5. Ein ungewöhnliches Festival macht nicht nur das Publikum glücklich, sondern auch die Künstler.

Wer in den Tagen vor dem großen Wochenende durchs Funkhaus streifte, schaute in die Gesichter von Künstlern, die ganz und gar gelöst wirkten. Und es ist ja auch verständlich: Statt das übliche Festivalprogramm abzuliefern, durften die Musiker hier experimentieren, basteln, herumspinnen. Auch zur den Performances am Wochenende kam jeder, wie es ihm passte: Greg Saunier von Deerhoof taucht mit Blumenschlapphut und einem Hippieshirt, das er an den Ärmeln in Fetzen geschnitten hat, wie ein Kobold in verschiedensten Performances auf; Justin Vernon trägt Hawaiihemd, und circa jeder dritte Musiker tappt barfuß durchs Funkhaus.

Das Wochenende fühlte sich schließlich ein wenig an, als habe man Zutritt zu einer großen Generalprobe unter guten Bekannten oder Freunden bekommen.

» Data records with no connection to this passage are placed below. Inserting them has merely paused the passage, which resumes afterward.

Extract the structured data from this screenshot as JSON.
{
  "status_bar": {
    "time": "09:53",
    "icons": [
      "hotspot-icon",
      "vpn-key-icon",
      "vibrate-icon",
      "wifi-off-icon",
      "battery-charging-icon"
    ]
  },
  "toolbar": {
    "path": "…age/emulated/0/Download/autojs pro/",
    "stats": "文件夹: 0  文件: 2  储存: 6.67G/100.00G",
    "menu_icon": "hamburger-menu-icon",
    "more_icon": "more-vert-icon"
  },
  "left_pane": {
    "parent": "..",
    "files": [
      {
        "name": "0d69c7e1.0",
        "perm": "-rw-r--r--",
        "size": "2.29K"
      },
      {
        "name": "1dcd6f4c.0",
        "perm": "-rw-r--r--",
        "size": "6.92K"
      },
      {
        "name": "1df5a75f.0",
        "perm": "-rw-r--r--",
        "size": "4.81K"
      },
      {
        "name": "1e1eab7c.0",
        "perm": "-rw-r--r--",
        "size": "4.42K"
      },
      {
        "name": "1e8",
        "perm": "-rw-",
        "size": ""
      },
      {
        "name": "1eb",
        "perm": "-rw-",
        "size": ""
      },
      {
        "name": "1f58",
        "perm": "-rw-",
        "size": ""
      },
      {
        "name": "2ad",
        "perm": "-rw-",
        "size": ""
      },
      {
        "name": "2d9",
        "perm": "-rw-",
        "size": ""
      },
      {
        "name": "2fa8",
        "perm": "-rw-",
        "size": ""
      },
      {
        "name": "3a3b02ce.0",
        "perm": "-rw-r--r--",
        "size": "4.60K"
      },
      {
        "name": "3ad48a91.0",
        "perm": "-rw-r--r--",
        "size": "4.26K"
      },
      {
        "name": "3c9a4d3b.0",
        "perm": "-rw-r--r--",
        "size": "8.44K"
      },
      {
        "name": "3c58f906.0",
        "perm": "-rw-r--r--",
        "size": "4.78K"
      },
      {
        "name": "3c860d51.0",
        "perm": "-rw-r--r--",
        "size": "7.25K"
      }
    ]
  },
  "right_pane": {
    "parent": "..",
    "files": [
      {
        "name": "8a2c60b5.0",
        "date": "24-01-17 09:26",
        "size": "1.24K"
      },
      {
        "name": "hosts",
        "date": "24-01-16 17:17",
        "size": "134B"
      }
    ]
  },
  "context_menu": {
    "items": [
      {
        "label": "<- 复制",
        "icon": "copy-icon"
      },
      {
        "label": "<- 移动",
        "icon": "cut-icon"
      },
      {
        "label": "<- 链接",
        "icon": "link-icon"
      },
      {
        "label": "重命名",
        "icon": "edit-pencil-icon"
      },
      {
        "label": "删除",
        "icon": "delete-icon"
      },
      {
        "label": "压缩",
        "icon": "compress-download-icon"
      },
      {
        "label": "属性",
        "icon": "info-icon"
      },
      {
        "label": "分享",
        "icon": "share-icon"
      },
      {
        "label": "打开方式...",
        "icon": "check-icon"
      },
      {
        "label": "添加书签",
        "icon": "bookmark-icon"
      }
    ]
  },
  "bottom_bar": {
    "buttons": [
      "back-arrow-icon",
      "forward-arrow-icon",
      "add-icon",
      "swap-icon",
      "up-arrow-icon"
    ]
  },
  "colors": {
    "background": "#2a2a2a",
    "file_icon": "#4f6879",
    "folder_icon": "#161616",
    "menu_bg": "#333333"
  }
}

Auch, weil in den Studios vieles darauf hinwies, dass hier eine Art musikalischer Fluxus entsteht: Nichts ist ganz fertig, nichts zu Ende inszeniert. Wer sich in den Studios umschaut, findet Hinweise auf die Prozesshaftigkeit des Unterfangens: Zettel mit handschriftlichen Notizen liegen auf dem Boden, in der Ecke stehen Instrumente, die nun doch nicht genutzt werden. Auch, wenn einen nicht jede Performance überzeugte, regte das Wochenende doch an, zu hinterfragen, wie man Musik wahrnimmt. Und vor allem: dazu, Musik mal wieder neugierig wie ein Kind zu hören.